FG has phased out tuition fees in federal universities, but the introduction of acceptance fee seems to have indirectly replaced tuition fees. What is your reaction to this?  

Acceptance fee is very common in all universities now and there is no way somebody wants to come and start a programme and the basic infrastructures needed are not there. There is a commitment those who want to study make and which in this case is financial. Again, if you l look at the components of the acceptance fee, who will pay for the biometric capturing machine? Is it government? Left for me, if government can give universities money for these equipments it will help reduce cost for students. The acceptance fee is for year one students because of the quantum of what we need to do. It is to help the institution as well as the students.

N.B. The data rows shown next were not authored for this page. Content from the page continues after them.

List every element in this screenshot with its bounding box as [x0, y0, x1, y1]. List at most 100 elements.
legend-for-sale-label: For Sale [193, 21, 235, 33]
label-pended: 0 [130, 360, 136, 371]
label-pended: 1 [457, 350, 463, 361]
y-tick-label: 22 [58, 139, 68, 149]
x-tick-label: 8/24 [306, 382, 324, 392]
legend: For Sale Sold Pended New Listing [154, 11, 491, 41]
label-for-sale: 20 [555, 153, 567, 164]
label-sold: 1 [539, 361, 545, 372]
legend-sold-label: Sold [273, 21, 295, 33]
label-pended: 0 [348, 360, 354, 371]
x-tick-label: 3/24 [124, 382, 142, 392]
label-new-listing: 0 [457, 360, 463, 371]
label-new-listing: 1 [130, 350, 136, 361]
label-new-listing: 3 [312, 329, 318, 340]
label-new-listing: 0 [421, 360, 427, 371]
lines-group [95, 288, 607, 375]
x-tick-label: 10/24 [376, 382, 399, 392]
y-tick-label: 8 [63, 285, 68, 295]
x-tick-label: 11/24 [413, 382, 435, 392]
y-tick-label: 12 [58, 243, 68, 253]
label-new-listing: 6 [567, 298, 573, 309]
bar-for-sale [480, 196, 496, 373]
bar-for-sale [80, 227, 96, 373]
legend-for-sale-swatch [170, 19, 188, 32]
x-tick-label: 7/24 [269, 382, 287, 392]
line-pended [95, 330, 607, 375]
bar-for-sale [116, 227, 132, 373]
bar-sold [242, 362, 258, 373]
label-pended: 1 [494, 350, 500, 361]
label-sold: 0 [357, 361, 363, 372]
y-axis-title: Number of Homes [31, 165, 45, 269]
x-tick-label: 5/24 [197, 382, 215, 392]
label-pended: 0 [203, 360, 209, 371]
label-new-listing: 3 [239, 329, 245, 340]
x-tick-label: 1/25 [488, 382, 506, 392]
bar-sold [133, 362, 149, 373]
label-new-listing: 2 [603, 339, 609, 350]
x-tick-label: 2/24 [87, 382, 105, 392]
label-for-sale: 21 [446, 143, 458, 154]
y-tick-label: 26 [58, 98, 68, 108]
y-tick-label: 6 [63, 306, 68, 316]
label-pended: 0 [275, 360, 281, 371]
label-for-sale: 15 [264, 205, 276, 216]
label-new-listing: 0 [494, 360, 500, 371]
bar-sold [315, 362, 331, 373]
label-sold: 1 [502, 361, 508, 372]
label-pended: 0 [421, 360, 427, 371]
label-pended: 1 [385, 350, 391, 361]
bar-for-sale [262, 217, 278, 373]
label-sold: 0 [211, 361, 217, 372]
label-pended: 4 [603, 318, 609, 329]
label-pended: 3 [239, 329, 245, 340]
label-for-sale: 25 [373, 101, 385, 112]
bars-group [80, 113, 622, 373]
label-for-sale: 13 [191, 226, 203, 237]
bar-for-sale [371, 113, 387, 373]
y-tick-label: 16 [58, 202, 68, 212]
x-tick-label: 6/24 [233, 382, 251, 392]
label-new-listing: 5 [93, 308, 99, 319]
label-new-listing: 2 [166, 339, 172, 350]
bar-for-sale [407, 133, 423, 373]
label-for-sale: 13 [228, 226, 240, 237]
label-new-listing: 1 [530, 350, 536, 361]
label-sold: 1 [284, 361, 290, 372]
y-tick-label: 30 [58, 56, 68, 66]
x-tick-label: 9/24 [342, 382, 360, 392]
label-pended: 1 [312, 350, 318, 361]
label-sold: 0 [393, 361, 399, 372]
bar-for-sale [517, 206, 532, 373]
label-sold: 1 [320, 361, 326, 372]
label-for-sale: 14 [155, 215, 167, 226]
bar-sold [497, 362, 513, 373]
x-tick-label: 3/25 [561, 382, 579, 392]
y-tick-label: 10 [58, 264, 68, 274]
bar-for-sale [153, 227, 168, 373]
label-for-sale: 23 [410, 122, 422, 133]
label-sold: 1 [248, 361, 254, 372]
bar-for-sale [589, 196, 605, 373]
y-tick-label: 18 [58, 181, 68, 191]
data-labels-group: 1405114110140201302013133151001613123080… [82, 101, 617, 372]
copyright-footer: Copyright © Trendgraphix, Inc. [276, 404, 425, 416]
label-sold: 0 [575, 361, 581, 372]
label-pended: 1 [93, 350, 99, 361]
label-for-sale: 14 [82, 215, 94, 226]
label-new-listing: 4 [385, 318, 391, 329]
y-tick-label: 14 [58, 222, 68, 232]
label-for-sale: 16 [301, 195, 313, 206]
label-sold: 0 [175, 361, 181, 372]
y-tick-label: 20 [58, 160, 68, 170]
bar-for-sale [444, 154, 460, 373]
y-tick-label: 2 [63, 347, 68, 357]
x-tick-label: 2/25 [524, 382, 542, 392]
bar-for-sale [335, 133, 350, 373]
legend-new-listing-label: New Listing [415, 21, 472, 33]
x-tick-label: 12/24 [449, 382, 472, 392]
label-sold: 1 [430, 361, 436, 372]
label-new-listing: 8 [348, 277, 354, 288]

How have you been able to handle cultism within the university community especially at this period of rapid cultist attacks in the host
community?

Just like you know, security issues and strategies are not for the press but let’s say that we have a system that is working and it is helping us tame cultism without necessarily carrying arms. There is a high level of surveillance within the university community. We silently identify cultists and make them undergo counseling. In the next few months, we will organize a massive awareness programme to issue our zero tolerance to cultism and prevent the cult activities in the town from entering the institution.



Finally, you are one of the foremost Igbo scholars of contemporary times with over 100 publications to your credit. Now, what do you think about the 2023 Igbo Presidency project?

Laughs! Well, politics is one of those things we try to shy away from because we are federal government employees and we try to be very conscious of it. I must say that in every sphere, 2023 should be something that will be decided on agreement. It is not an individual thing. So, if the Igbo want to take over, they have to reach a consensus and start talking. First, they have to talk among themselves and then talk with other regions. They must not do a one man show; there is need for a consensus. We need to first of all see ourselves
as one before we go out to speak to others. I’m one of those that strongly believe that it is God that makes one king.